The assessment of solitary pulmonary nodules remains one of the most challenging tasks in thoracic imaging. This is especially true for radiology residents, who do not always have immediate access to a senior expert opinion. A new study conducted in collaboration between South Ural State Medical University and Hiveomics demonstrated how the integration of the automated Hiveomics Malignancy Index influences diagnostic decision-making among trainees when interpreting chest CT scans.
Why It Matters
Diagnostic errors in lung nodule assessment often fall into two critical categories:
- Overdiagnosis — benign nodules mistakenly interpreted as malignant, leading to unnecessary invasive procedures.
- Underdiagnosis — malignant nodules overlooked, delaying essential treatment.
Study Overview
A two-phase study was conducted at South Ural State Medical University. The dataset included 100 chest CT scans from adult patients with solitary pulmonary nodules measuring 8–30 mm.
Four radiology residents interpreted all cases first without AI support and then with access to the Hiveomics Malignancy Index (a 5-tier malignancy risk scale). Final diagnoses were confirmed through histopathology, microbiology, or clinical follow-up. The primary outcomes included overall accuracy, pathology-specific accuracy, and over-/underdiagnosis of malignant nodules and tuberculosis.
Without AI support, the residents' overall diagnostic accuracy reached only 43%. The greatest difficulties arose in distinguishing malignant from benign processes such as hamartoma, nonspecific inflammatory disease, and tuberculosis.

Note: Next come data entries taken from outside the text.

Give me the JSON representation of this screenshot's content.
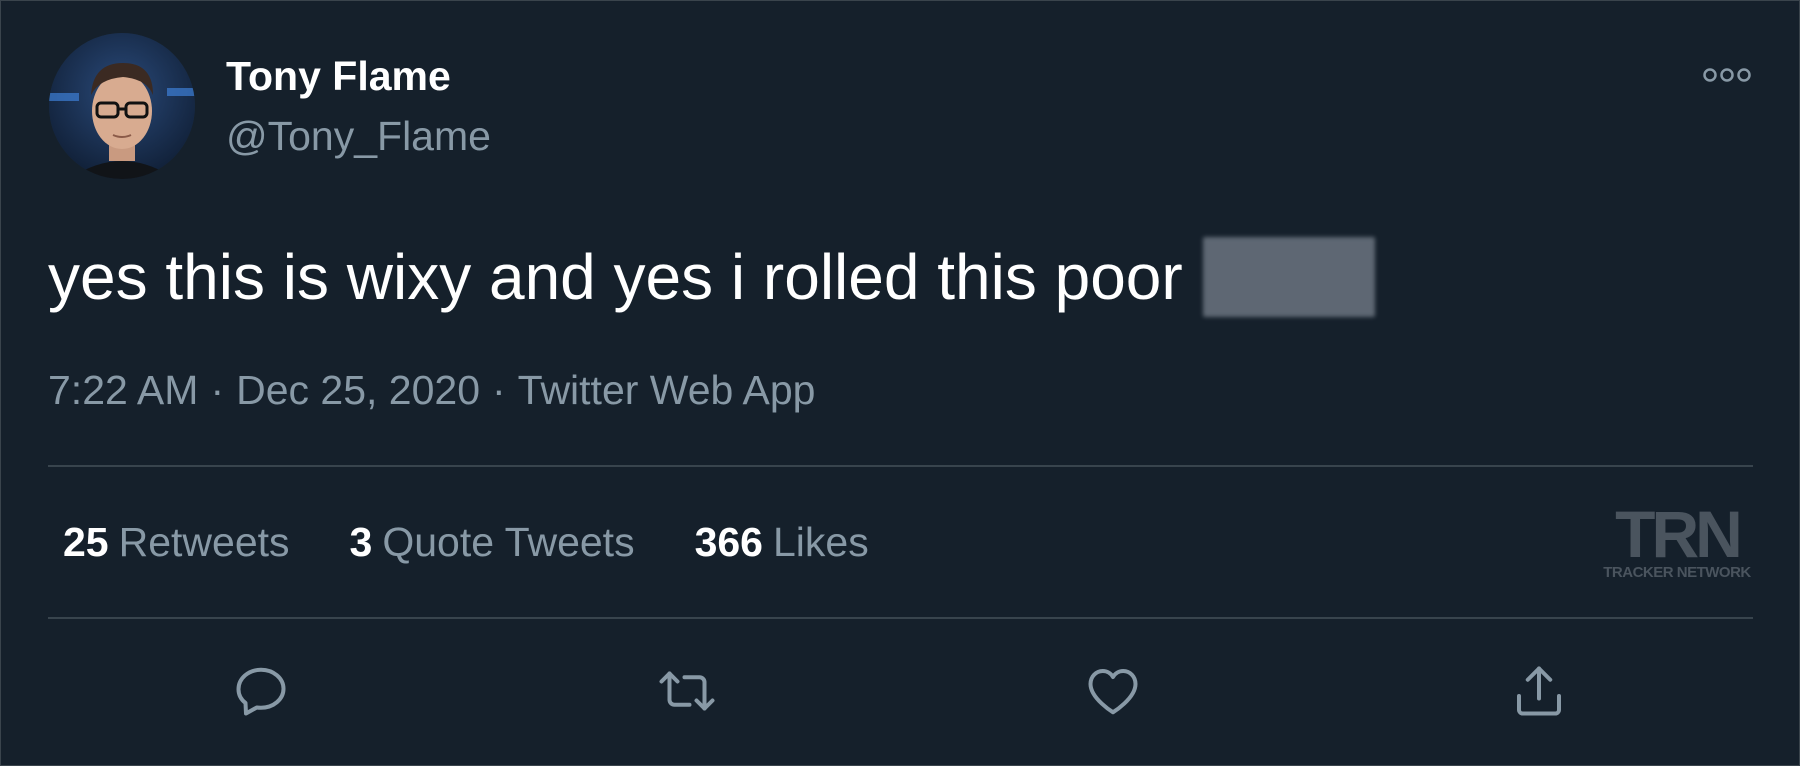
{
  "author": {
    "display_name": "Tony Flame",
    "handle": "@Tony_Flame"
  },
  "tweet": {
    "text": "yes this is wixy and yes i rolled this poor"
  },
  "meta": {
    "time": "7:22 AM",
    "separator": "·",
    "date": "Dec 25, 2020",
    "source": "Twitter Web App"
  },
  "stats": [
    {
      "count": "25",
      "label": "Retweets"
    },
    {
      "count": "3",
      "label": "Quote Tweets"
    },
    {
      "count": "366",
      "label": "Likes"
    }
  ],
  "watermark": {
    "logo": "TRN",
    "name": "TRACKER NETWORK"
  },
  "actions": [
    {
      "icon": "reply-icon"
    },
    {
      "icon": "retweet-icon"
    },
    {
      "icon": "like-icon"
    },
    {
      "icon": "share-icon"
    }
  ],
  "colors": {
    "background": "#15202b",
    "primary_text": "#ffffff",
    "secondary_text": "#8899a6",
    "divider": "#38444d"
  }
}
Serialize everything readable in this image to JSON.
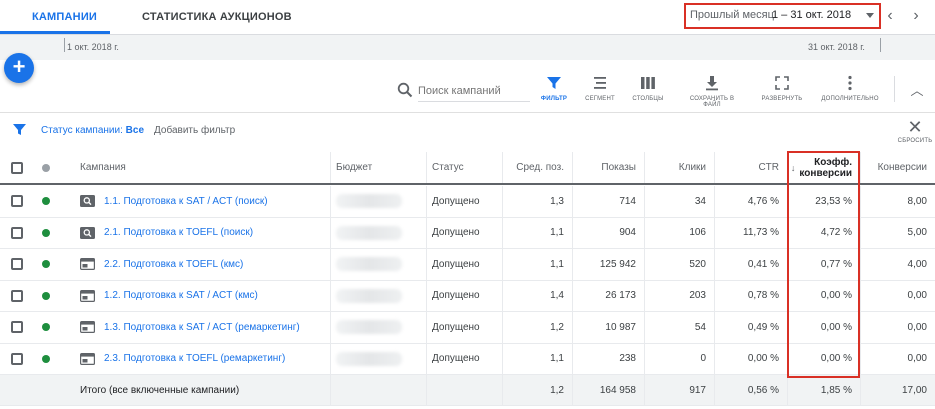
{
  "tabs": [
    {
      "label": "КАМПАНИИ",
      "active": true
    },
    {
      "label": "СТАТИСТИКА АУКЦИОНОВ",
      "active": false
    }
  ],
  "date_picker": {
    "label": "Прошлый месяц",
    "range": "1 – 31 окт. 2018"
  },
  "timeline": {
    "start": "1 окт. 2018 г.",
    "end": "31 окт. 2018 г."
  },
  "fab": {
    "symbol": "+"
  },
  "search": {
    "placeholder": "Поиск кампаний"
  },
  "toolbar": {
    "filter": "ФИЛЬТР",
    "segment": "СЕГМЕНТ",
    "columns": "СТОЛБЦЫ",
    "download": "СОХРАНИТЬ В ФАЙЛ",
    "expand": "РАЗВЕРНУТЬ",
    "more": "ДОПОЛНИТЕЛЬНО"
  },
  "filter_bar": {
    "status_label": "Статус кампании:",
    "status_value": "Все",
    "add_filter": "Добавить фильтр",
    "reset": "СБРОСИТЬ"
  },
  "table": {
    "headers": {
      "campaign": "Кампания",
      "budget": "Бюджет",
      "status": "Статус",
      "avg_pos": "Сред. поз.",
      "impressions": "Показы",
      "clicks": "Клики",
      "ctr": "CTR",
      "conv_rate_1": "Коэфф.",
      "conv_rate_2": "конверсии",
      "conversions": "Конверсии"
    },
    "rows": [
      {
        "icon": "search-campaign-icon",
        "name": "1.1. Подготовка к SAT / ACT (поиск)",
        "status": "Допущено",
        "avg_pos": "1,3",
        "impressions": "714",
        "clicks": "34",
        "ctr": "4,76 %",
        "conv_rate": "23,53 %",
        "conversions": "8,00"
      },
      {
        "icon": "search-campaign-icon",
        "name": "2.1. Подготовка к TOEFL (поиск)",
        "status": "Допущено",
        "avg_pos": "1,1",
        "impressions": "904",
        "clicks": "106",
        "ctr": "11,73 %",
        "conv_rate": "4,72 %",
        "conversions": "5,00"
      },
      {
        "icon": "display-campaign-icon",
        "name": "2.2. Подготовка к TOEFL (кмс)",
        "status": "Допущено",
        "avg_pos": "1,1",
        "impressions": "125 942",
        "clicks": "520",
        "ctr": "0,41 %",
        "conv_rate": "0,77 %",
        "conversions": "4,00"
      },
      {
        "icon": "display-campaign-icon",
        "name": "1.2. Подготовка к SAT / ACT (кмс)",
        "status": "Допущено",
        "avg_pos": "1,4",
        "impressions": "26 173",
        "clicks": "203",
        "ctr": "0,78 %",
        "conv_rate": "0,00 %",
        "conversions": "0,00"
      },
      {
        "icon": "display-campaign-icon",
        "name": "1.3. Подготовка к SAT / ACT (ремаркетинг)",
        "status": "Допущено",
        "avg_pos": "1,2",
        "impressions": "10 987",
        "clicks": "54",
        "ctr": "0,49 %",
        "conv_rate": "0,00 %",
        "conversions": "0,00"
      },
      {
        "icon": "display-campaign-icon",
        "name": "2.3. Подготовка к TOEFL (ремаркетинг)",
        "status": "Допущено",
        "avg_pos": "1,1",
        "impressions": "238",
        "clicks": "0",
        "ctr": "0,00 %",
        "conv_rate": "0,00 %",
        "conversions": "0,00"
      }
    ],
    "total": {
      "label": "Итого (все включенные кампании)",
      "avg_pos": "1,2",
      "impressions": "164 958",
      "clicks": "917",
      "ctr": "0,56 %",
      "conv_rate": "1,85 %",
      "conversions": "17,00"
    }
  },
  "colors": {
    "accent": "#1a73e8",
    "status_green": "#1e8e3e",
    "highlight_red": "#d93025"
  }
}
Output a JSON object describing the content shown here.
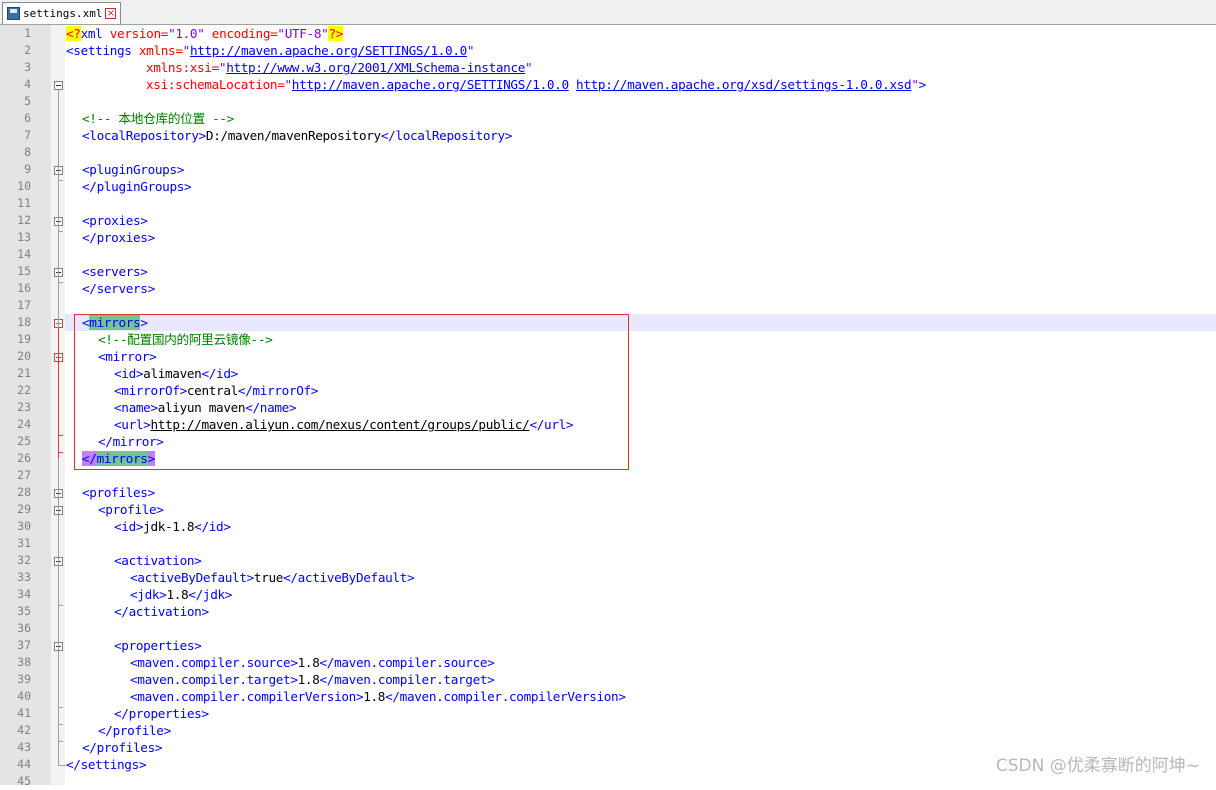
{
  "tab": {
    "filename": "settings.xml",
    "save_icon": "save-icon",
    "close_icon": "close-icon"
  },
  "line_numbers": [
    "1",
    "2",
    "3",
    "4",
    "5",
    "6",
    "7",
    "8",
    "9",
    "10",
    "11",
    "12",
    "13",
    "14",
    "15",
    "16",
    "17",
    "18",
    "19",
    "20",
    "21",
    "22",
    "23",
    "24",
    "25",
    "26",
    "27",
    "28",
    "29",
    "30",
    "31",
    "32",
    "33",
    "34",
    "35",
    "36",
    "37",
    "38",
    "39",
    "40",
    "41",
    "42",
    "43",
    "44",
    "45"
  ],
  "code": {
    "l1_pi_open": "<?",
    "l1_xml": "xml",
    "l1_attr1": " version=",
    "l1_val1": "\"1.0\"",
    "l1_attr2": " encoding=",
    "l1_val2": "\"UTF-8\"",
    "l1_pi_close": "?>",
    "l2_tag": "<settings",
    "l2_attr": " xmlns=",
    "l2_q1": "\"",
    "l2_url": "http://maven.apache.org/SETTINGS/1.0.0",
    "l2_q2": "\"",
    "l3_attr": "xmlns:xsi=",
    "l3_q1": "\"",
    "l3_url": "http://www.w3.org/2001/XMLSchema-instance",
    "l3_q2": "\"",
    "l4_attr": "xsi:schemaLocation=",
    "l4_q1": "\"",
    "l4_url1": "http://maven.apache.org/SETTINGS/1.0.0",
    "l4_url2": "http://maven.apache.org/xsd/settings-1.0.0.xsd",
    "l4_q2": "\"",
    "l4_end": ">",
    "l6_comment": "<!-- 本地仓库的位置 -->",
    "l7_open": "<localRepository>",
    "l7_text": "D:/maven/mavenRepository",
    "l7_close": "</localRepository>",
    "l9": "<pluginGroups>",
    "l10": "</pluginGroups>",
    "l12": "<proxies>",
    "l13": "</proxies>",
    "l15": "<servers>",
    "l16": "</servers>",
    "l18_lt": "<",
    "l18_name": "mirrors",
    "l18_gt": ">",
    "l19_comment": "<!--配置国内的阿里云镜像-->",
    "l20": "<mirror>",
    "l21_open": "<id>",
    "l21_text": "alimaven",
    "l21_close": "</id>",
    "l22_open": "<mirrorOf>",
    "l22_text": "central",
    "l22_close": "</mirrorOf>",
    "l23_open": "<name>",
    "l23_text": "aliyun maven",
    "l23_close": "</name>",
    "l24_open": "<url>",
    "l24_text": "http://maven.aliyun.com/nexus/content/groups/public/",
    "l24_close": "</url>",
    "l25": "</mirror>",
    "l26_lt": "</",
    "l26_name": "mirrors",
    "l26_gt": ">",
    "l28": "<profiles>",
    "l29": "<profile>",
    "l30_open": "<id>",
    "l30_text": "jdk-1.8",
    "l30_close": "</id>",
    "l32": "<activation>",
    "l33_open": "<activeByDefault>",
    "l33_text": "true",
    "l33_close": "</activeByDefault>",
    "l34_open": "<jdk>",
    "l34_text": "1.8",
    "l34_close": "</jdk>",
    "l35": "</activation>",
    "l37": "<properties>",
    "l38_open": "<maven.compiler.source>",
    "l38_text": "1.8",
    "l38_close": "</maven.compiler.source>",
    "l39_open": "<maven.compiler.target>",
    "l39_text": "1.8",
    "l39_close": "</maven.compiler.target>",
    "l40_open": "<maven.compiler.compilerVersion>",
    "l40_text": "1.8",
    "l40_close": "</maven.compiler.compilerVersion>",
    "l41": "</properties>",
    "l42": "</profile>",
    "l43": "</profiles>",
    "l44": "</settings>"
  },
  "watermark": "CSDN @优柔寡断的阿坤~",
  "colors": {
    "tag": "#0000ff",
    "attribute": "#ff0000",
    "value": "#8000ff",
    "comment": "#008000",
    "current_line": "#e8e8ff",
    "annotation_box": "#e03030"
  }
}
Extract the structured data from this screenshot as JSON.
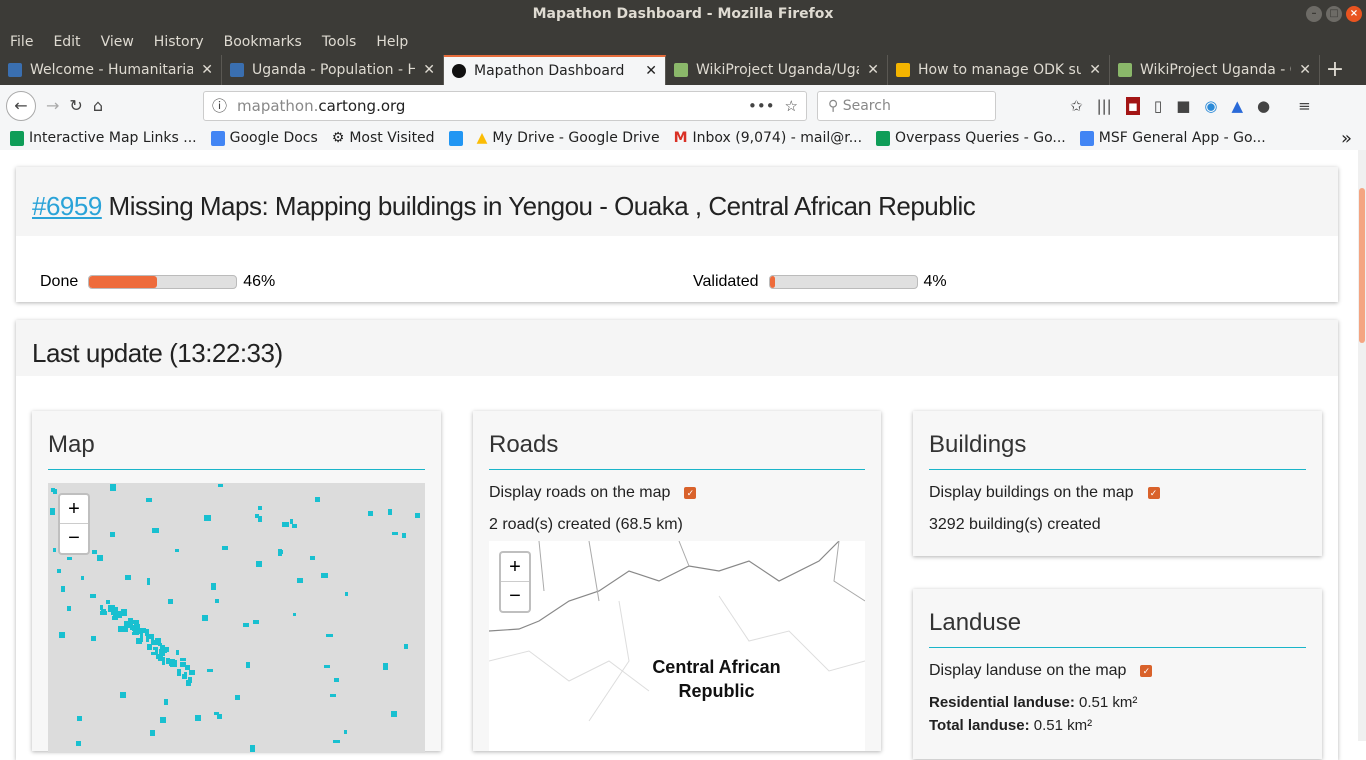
{
  "window": {
    "title": "Mapathon Dashboard - Mozilla Firefox"
  },
  "menu": [
    "File",
    "Edit",
    "View",
    "History",
    "Bookmarks",
    "Tools",
    "Help"
  ],
  "tabs": [
    {
      "label": "Welcome - Humanitarian",
      "color": "#3a6fb0"
    },
    {
      "label": "Uganda - Population - Hu",
      "color": "#3a6fb0"
    },
    {
      "label": "Mapathon Dashboard",
      "color": "#111"
    },
    {
      "label": "WikiProject Uganda/Uga",
      "color": "#8bb86a"
    },
    {
      "label": "How to manage ODK sur",
      "color": "#f4b400"
    },
    {
      "label": "WikiProject Uganda - Op",
      "color": "#8bb86a"
    }
  ],
  "url": {
    "host": "mapathon.",
    "domain": "cartong.org"
  },
  "search": {
    "placeholder": "Search"
  },
  "bookmarks": [
    {
      "label": "Interactive Map Links ...",
      "color": "#0f9d58"
    },
    {
      "label": "Google Docs",
      "color": "#4285f4"
    },
    {
      "label": "Most Visited",
      "color": "#666"
    },
    {
      "label": "",
      "color": "#2196f3"
    },
    {
      "label": "My Drive - Google Drive",
      "color": "#fbbc05"
    },
    {
      "label": "Inbox (9,074) - mail@r...",
      "color": "#d93025"
    },
    {
      "label": "Overpass Queries - Go...",
      "color": "#0f9d58"
    },
    {
      "label": "MSF General App - Go...",
      "color": "#4285f4"
    }
  ],
  "project": {
    "id": "#6959",
    "title": "Missing Maps: Mapping buildings in Yengou - Ouaka , Central African Republic",
    "done_label": "Done",
    "done": 46,
    "done_text": "46%",
    "validated_label": "Validated",
    "validated": 4,
    "validated_text": "4%"
  },
  "update": {
    "title": "Last update (13:22:33)"
  },
  "map": {
    "title": "Map",
    "zoom_in": "+",
    "zoom_out": "−"
  },
  "roads": {
    "title": "Roads",
    "display": "Display roads on the map",
    "count": "2 road(s) created (68.5 km)",
    "map_label": "Central African Republic"
  },
  "buildings": {
    "title": "Buildings",
    "display": "Display buildings on the map",
    "count": "3292 building(s) created"
  },
  "landuse": {
    "title": "Landuse",
    "display": "Display landuse on the map",
    "residential_label": "Residential landuse:",
    "residential_value": "0.51 km²",
    "total_label": "Total landuse:",
    "total_value": "0.51 km²"
  }
}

What Changed With Hiveomics
After incorporating automated analysis, diagnostic performance improved significantly (p=0.0003):
- Overall accuracy increased by 8.8%
- Accuracy for malignant nodules improved by 13.4%
- Overdiagnosis of malignant lesions decreased by 7.1 percentage points
These results show that AI became not just an auxiliary tool but a meaningful mechanism for improving diagnostic quality, enabling residents to make more confident decisions in clinically uncertain situations.
Where AI Helps the Most
The system demonstrated the greatest effectiveness in tasks where diagnostic precision is crucial — identifying malignant nodules.
At the same time, tuberculosis and several benign processes still require additional algorithmic refinement — a direction that is already being actively developed.
Key Takeaway
Collaboration between a physician and an intelligent analytical system enhances CT interpretation accuracy, reduces the number of critical diagnostic errors, and supports more reliable differential diagnosis. The findings confirm that integrating AI into clinical workflows improves decision-making even among less experienced specialists, ultimately increasing patient safety.
Hiveomics continues to advance its automated lung nodule analysis technologies to make diagnostic processes even more accurate, transparent, and predictable.